I recently renovated my kitchen and installed tile countertops. I planned to do the tile myself, so I talked to my contractor and he agreed to install the subtop for me, so all I would have to do was lay the tile in. Once I completed the install, I realized that the subtop had been measured to align with the face of the cabinets, not the face of the drawers. The drawers stick out from under the tile by about a half inch when closed. Is there a way to fix this without tearing out the entire installation and starting from scratch?


----------



## nealtw (Aug 8, 2011)

Here I thought I was the only one that made this mistake.
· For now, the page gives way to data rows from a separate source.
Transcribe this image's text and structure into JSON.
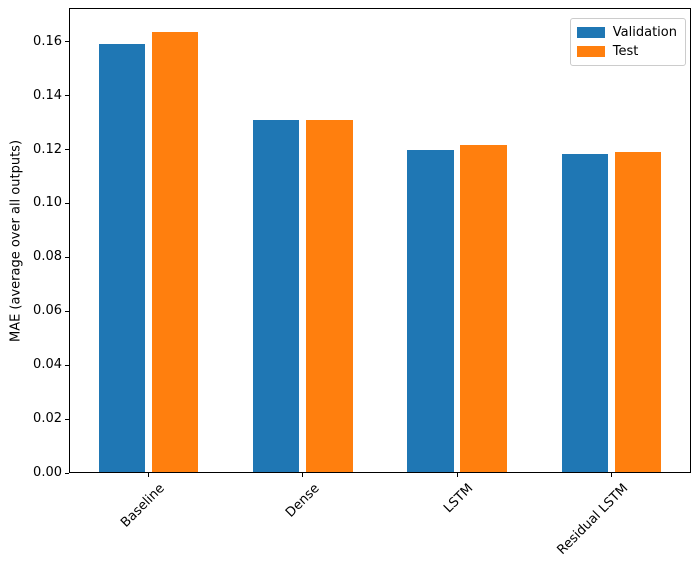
{
  "chart_data": {
    "type": "bar",
    "title": "",
    "xlabel": "",
    "ylabel": "MAE (average over all outputs)",
    "categories": [
      "Baseline",
      "Dense",
      "LSTM",
      "Residual LSTM"
    ],
    "series": [
      {
        "name": "Validation",
        "color": "#1f77b4",
        "values": [
          0.159,
          0.131,
          0.12,
          0.1183
        ]
      },
      {
        "name": "Test",
        "color": "#ff7f0e",
        "values": [
          0.1635,
          0.131,
          0.1215,
          0.1192
        ]
      }
    ],
    "ylim": [
      0,
      0.1725
    ],
    "yticks": [
      0.0,
      0.02,
      0.04,
      0.06,
      0.08,
      0.1,
      0.12,
      0.14,
      0.16
    ],
    "ytick_labels": [
      "0.00",
      "0.02",
      "0.04",
      "0.06",
      "0.08",
      "0.10",
      "0.12",
      "0.14",
      "0.16"
    ],
    "xtick_rotation": 45,
    "grid": false,
    "legend": {
      "position": "upper right",
      "entries": [
        "Validation",
        "Test"
      ]
    }
  }
}
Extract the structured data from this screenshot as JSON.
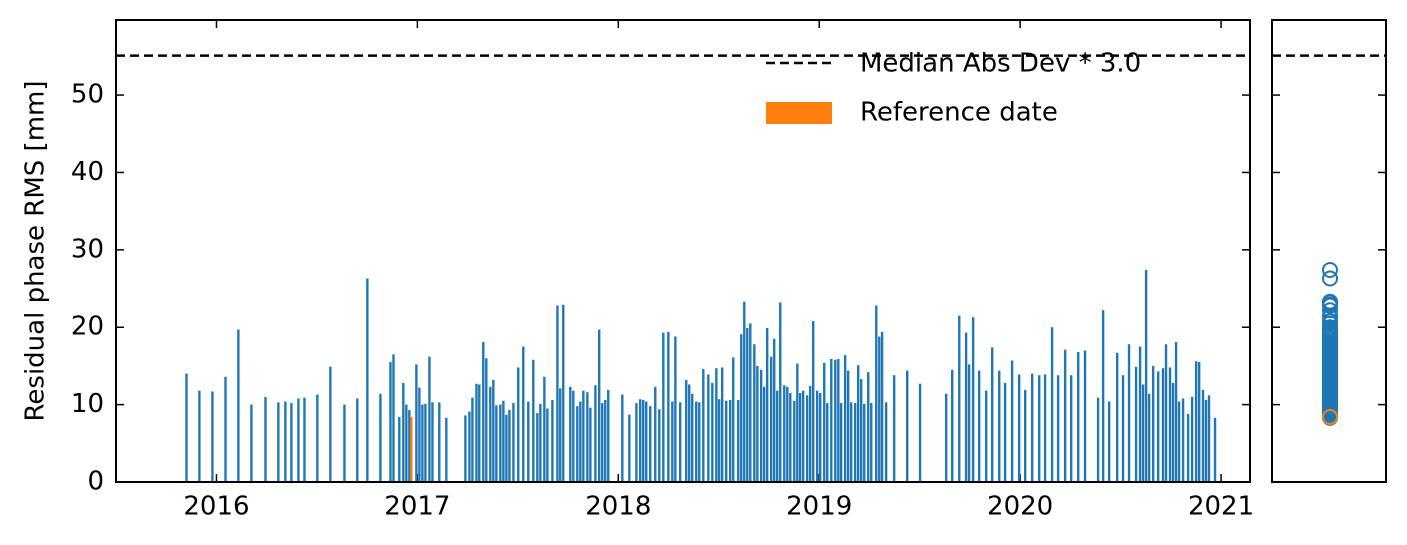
{
  "chart_data": {
    "type": "bar",
    "y_label": "Residual phase RMS [mm]",
    "color": "#1f77b4",
    "x": [
      2015.851,
      2015.915,
      2015.98,
      2016.045,
      2016.109,
      2016.174,
      2016.244,
      2016.308,
      2016.343,
      2016.373,
      2016.408,
      2016.438,
      2016.502,
      2016.567,
      2016.637,
      2016.701,
      2016.751,
      2016.816,
      2016.866,
      2016.881,
      2016.91,
      2016.93,
      2016.945,
      2016.96,
      2016.995,
      2017.01,
      2017.025,
      2017.04,
      2017.06,
      2017.075,
      2017.109,
      2017.144,
      2017.239,
      2017.259,
      2017.274,
      2017.294,
      2017.308,
      2017.328,
      2017.343,
      2017.363,
      2017.378,
      2017.393,
      2017.413,
      2017.428,
      2017.443,
      2017.458,
      2017.478,
      2017.502,
      2017.527,
      2017.552,
      2017.577,
      2017.597,
      2017.612,
      2017.632,
      2017.647,
      2017.672,
      2017.697,
      2017.711,
      2017.726,
      2017.761,
      2017.776,
      2017.796,
      2017.811,
      2017.826,
      2017.846,
      2017.861,
      2017.886,
      2017.905,
      2017.92,
      2017.935,
      2017.95,
      2018.02,
      2018.055,
      2018.09,
      2018.109,
      2018.124,
      2018.139,
      2018.159,
      2018.184,
      2018.204,
      2018.224,
      2018.249,
      2018.269,
      2018.284,
      2018.308,
      2018.338,
      2018.353,
      2018.368,
      2018.388,
      2018.403,
      2018.423,
      2018.448,
      2018.468,
      2018.488,
      2018.502,
      2018.517,
      2018.537,
      2018.557,
      2018.572,
      2018.597,
      2018.612,
      2018.627,
      2018.642,
      2018.657,
      2018.677,
      2018.692,
      2018.711,
      2018.726,
      2018.741,
      2018.761,
      2018.776,
      2018.791,
      2018.806,
      2018.826,
      2018.841,
      2018.856,
      2018.876,
      2018.891,
      2018.905,
      2018.92,
      2018.94,
      2018.955,
      2018.97,
      2018.99,
      2019.005,
      2019.025,
      2019.04,
      2019.06,
      2019.08,
      2019.095,
      2019.109,
      2019.129,
      2019.144,
      2019.159,
      2019.179,
      2019.194,
      2019.209,
      2019.224,
      2019.244,
      2019.259,
      2019.284,
      2019.299,
      2019.313,
      2019.333,
      2019.373,
      2019.438,
      2019.502,
      2019.632,
      2019.662,
      2019.697,
      2019.731,
      2019.746,
      2019.766,
      2019.796,
      2019.831,
      2019.861,
      2019.896,
      2019.925,
      2019.96,
      2019.995,
      2020.025,
      2020.06,
      2020.095,
      2020.124,
      2020.159,
      2020.189,
      2020.224,
      2020.254,
      2020.289,
      2020.323,
      2020.388,
      2020.413,
      2020.443,
      2020.483,
      2020.512,
      2020.542,
      2020.577,
      2020.597,
      2020.612,
      2020.627,
      2020.642,
      2020.662,
      2020.687,
      2020.711,
      2020.726,
      2020.746,
      2020.761,
      2020.776,
      2020.791,
      2020.811,
      2020.836,
      2020.856,
      2020.876,
      2020.891,
      2020.91,
      2020.925,
      2020.94,
      2020.97
    ],
    "values": [
      14,
      11.8,
      11.7,
      13.6,
      19.7,
      10,
      11,
      10.3,
      10.4,
      10.2,
      10.8,
      10.9,
      11.3,
      14.9,
      10,
      10.8,
      26.3,
      11.4,
      15.5,
      16.5,
      8.4,
      12.8,
      10,
      9.3,
      15.2,
      12.2,
      10,
      10.1,
      16.2,
      10.3,
      10.3,
      8.3,
      8.6,
      9.1,
      10.9,
      12.7,
      12.6,
      18.1,
      16,
      12.3,
      13.2,
      9.9,
      10,
      10.5,
      8.7,
      9.3,
      10.2,
      14.8,
      17.5,
      10.4,
      15.8,
      8.9,
      10.1,
      13.6,
      9.5,
      10.6,
      22.8,
      12.1,
      22.9,
      12.3,
      11.8,
      9.8,
      10.4,
      11.8,
      11.6,
      9.6,
      12.5,
      19.7,
      10.2,
      10.6,
      11.9,
      11.3,
      8.7,
      10.2,
      10.7,
      10.6,
      10.4,
      9.8,
      12.3,
      9.4,
      19.3,
      19.4,
      10.4,
      18.8,
      10.3,
      13.2,
      12.6,
      11.4,
      10.4,
      10.3,
      14.6,
      13.9,
      12.8,
      14.7,
      10.7,
      14.8,
      10.5,
      10.6,
      16.1,
      10.6,
      19.1,
      23.3,
      19.9,
      20.5,
      17.8,
      15,
      14.5,
      12.3,
      19.9,
      16.2,
      18.5,
      11.8,
      23.2,
      12.5,
      12.3,
      11.5,
      10.5,
      15.3,
      11.5,
      11.8,
      11.2,
      12.4,
      20.8,
      11.8,
      11.5,
      15.4,
      10.2,
      15.9,
      15.8,
      15.9,
      10.2,
      16.4,
      14.4,
      10.3,
      10.2,
      15.1,
      13.3,
      10.1,
      14.2,
      10.2,
      22.8,
      18.8,
      19.4,
      10.3,
      13.8,
      14.4,
      12.7,
      11.4,
      14.5,
      21.5,
      19.3,
      15.2,
      21.3,
      14.4,
      11.8,
      17.4,
      14.4,
      12.8,
      15.7,
      13.9,
      11.9,
      14,
      13.8,
      13.9,
      20,
      13.8,
      17.1,
      13.8,
      16.8,
      17,
      10.9,
      22.2,
      10.4,
      16.7,
      13.8,
      17.8,
      14.9,
      17.5,
      12.6,
      27.4,
      11.4,
      15,
      14.3,
      14.7,
      17.8,
      14.8,
      12.8,
      18.1,
      10.4,
      10.8,
      8.8,
      11,
      15.6,
      15.5,
      11.9,
      10.6,
      11.2,
      8.3
    ],
    "reference": {
      "name": "Reference date",
      "x": 2016.97,
      "value": 8.4,
      "color": "#ff7f0e"
    },
    "threshold": {
      "name": "Median Abs Dev * 3.0",
      "value": 55.1,
      "color": "#000000"
    },
    "xlim": [
      2015.5,
      2021.144
    ],
    "xticks": [
      2016,
      2017,
      2018,
      2019,
      2020,
      2021
    ],
    "ylim": [
      0,
      59.7
    ],
    "yticks": [
      0,
      10,
      20,
      30,
      40,
      50
    ],
    "marginal": "scatter"
  }
}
Knock off the tile on the face and add a peice of 1x2 and retile the end.


----------



## TxBuilder (Aug 8, 2011)

Neal makes good sense here. I would knock off the front as well. You're going to have to mess some of it up, this is where I would start.


----------



## Ourladykaty (Aug 9, 2011)

Thanks for the responses! I found another option - installing a wood cap instead of tile. Do you guys think nailing into the plywood subtop would be strong enough to support that kind of edging?


----------



## oldognewtrick (Aug 9, 2011)

I would screw and glue the wood trim in place with some construction adhesive, and make sure it extends out past the drawer facing. You can find screws with very small heads on them, sink them beneath the surface, fill the holes and apply finish. If you paint the wood the color of the tile it won't look so much like an add-on.


----------



## Ourladykaty (Aug 9, 2011)

Excellent, oldog/newtrick. Thanks!


----------